The trial of the San Francisco Unified School District’s lawsuit against Marlboro maker Altria continues this week. At the end of the first week, jurors heard testimony that use of vape pens by students had declined before more than doubling from 2017 to 2019.
Only a little more than 7 percent of students throughout the district had reported using vape pens in 2017, former district health administrator Erica Lingell testified Friday. By 2019, she said, that figure had more than doubled to 16 percent.
Lingell said students were using Juul and the district was scrambling to build support systems and give guidance to teachers and staff about them, according to Courthouse News.
“We didn’t have anything for this new substance that the kids were using,” Lingell said in answer to questioning by the school district’s attorney Dena Sharp. “We didn’t have lessons. We didn’t have enough research except for what experts were telling us.”
The school district was building systems to combat Juul from scratch, the attorney claimed. Even after the San Francisco Board of Supervisors banned the sale of e-cigarettes in the city — the corporate home of Juul Labs — in 2019, youth use continued.

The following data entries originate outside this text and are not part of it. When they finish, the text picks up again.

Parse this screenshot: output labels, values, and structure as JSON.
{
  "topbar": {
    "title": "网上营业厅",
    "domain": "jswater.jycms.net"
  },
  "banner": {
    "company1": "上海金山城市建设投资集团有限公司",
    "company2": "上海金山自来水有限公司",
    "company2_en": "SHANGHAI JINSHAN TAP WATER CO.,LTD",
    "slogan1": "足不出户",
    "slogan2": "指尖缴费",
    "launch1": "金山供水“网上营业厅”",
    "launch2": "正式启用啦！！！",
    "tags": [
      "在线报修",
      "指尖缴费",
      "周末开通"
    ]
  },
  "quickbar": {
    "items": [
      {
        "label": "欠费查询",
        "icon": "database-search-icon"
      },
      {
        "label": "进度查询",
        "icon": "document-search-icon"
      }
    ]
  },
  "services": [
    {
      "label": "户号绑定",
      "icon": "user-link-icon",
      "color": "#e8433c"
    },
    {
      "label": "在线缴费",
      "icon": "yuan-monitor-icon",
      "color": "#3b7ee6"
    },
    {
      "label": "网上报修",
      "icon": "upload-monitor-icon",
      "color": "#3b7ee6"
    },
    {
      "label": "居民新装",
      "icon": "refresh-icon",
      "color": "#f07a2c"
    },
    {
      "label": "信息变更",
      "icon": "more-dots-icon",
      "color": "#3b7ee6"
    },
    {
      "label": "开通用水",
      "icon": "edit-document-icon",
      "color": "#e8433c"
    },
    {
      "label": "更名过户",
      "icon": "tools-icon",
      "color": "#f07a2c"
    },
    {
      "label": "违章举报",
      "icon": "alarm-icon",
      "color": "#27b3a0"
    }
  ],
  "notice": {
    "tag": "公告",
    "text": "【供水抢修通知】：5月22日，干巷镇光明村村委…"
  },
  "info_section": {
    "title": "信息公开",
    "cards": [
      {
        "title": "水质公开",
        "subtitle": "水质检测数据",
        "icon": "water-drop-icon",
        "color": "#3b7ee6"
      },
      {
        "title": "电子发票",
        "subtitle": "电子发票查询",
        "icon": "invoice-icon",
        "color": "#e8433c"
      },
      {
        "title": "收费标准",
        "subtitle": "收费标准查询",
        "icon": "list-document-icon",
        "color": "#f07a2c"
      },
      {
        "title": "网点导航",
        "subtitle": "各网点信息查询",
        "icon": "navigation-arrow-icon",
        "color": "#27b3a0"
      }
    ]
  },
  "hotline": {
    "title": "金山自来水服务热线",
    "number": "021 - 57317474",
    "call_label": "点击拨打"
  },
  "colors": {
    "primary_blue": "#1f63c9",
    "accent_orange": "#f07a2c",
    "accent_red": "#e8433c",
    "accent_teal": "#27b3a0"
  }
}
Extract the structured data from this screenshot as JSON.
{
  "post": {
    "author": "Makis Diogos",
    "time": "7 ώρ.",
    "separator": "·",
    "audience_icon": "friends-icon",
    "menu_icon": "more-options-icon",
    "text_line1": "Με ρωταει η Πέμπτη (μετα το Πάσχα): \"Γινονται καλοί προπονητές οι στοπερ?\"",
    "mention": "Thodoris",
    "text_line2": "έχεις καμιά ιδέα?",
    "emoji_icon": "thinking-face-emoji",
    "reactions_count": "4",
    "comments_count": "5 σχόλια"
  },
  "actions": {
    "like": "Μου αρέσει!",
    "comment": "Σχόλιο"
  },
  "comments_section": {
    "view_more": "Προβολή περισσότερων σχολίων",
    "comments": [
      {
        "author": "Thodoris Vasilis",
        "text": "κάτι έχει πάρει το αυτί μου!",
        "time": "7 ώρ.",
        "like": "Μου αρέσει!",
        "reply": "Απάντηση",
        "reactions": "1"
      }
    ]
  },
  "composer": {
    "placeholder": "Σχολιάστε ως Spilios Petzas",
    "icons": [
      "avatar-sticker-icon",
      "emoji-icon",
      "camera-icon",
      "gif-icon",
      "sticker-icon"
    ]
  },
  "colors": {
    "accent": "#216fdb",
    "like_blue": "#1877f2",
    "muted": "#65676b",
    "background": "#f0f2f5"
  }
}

For school district officials, it was a scramble to pull together the resources needed to combat Juul’s growth among students. “It was like flying the plane while we were building it,” said Lingrell.
For other substance use issues in the district, there were materials lesson plans, and support groups in place to help teachers tackle the problem. Students leaving class to smoke would interfere with teaching time for the rest of the kids, she said. “Teachers have an incredibly hard and busy schedule already. One kid being gone affects everybody.”
Much of the school district’s argument in its case against Altria involves the distraction which occurred when vaping became “endemic,” interfering not only with teachers’ abilities to control their classrooms but nearly all levels of student life.
The bellwether trial forces Altria to publicly defend itself solo for the first time as it faces thousands more cases that were brought against the company and Juul. In December, Juul Labs agreed to pay more than $1.2 billion to settle more than 5,000 suits blaming the company for a youth vaping epidemic across the U.S.
Juul and Altria defended the first trial that started in March over a case brought by Minnesota over deceptive marketing of e-cigarettes. The companies last month settled the state’s case, though details are yet to be disclosed.
In April, Juul agreed to pay $462 million to six states and the District of Columbia to resolve lawsuits and investigations into the marketing of addictive vaping products to children.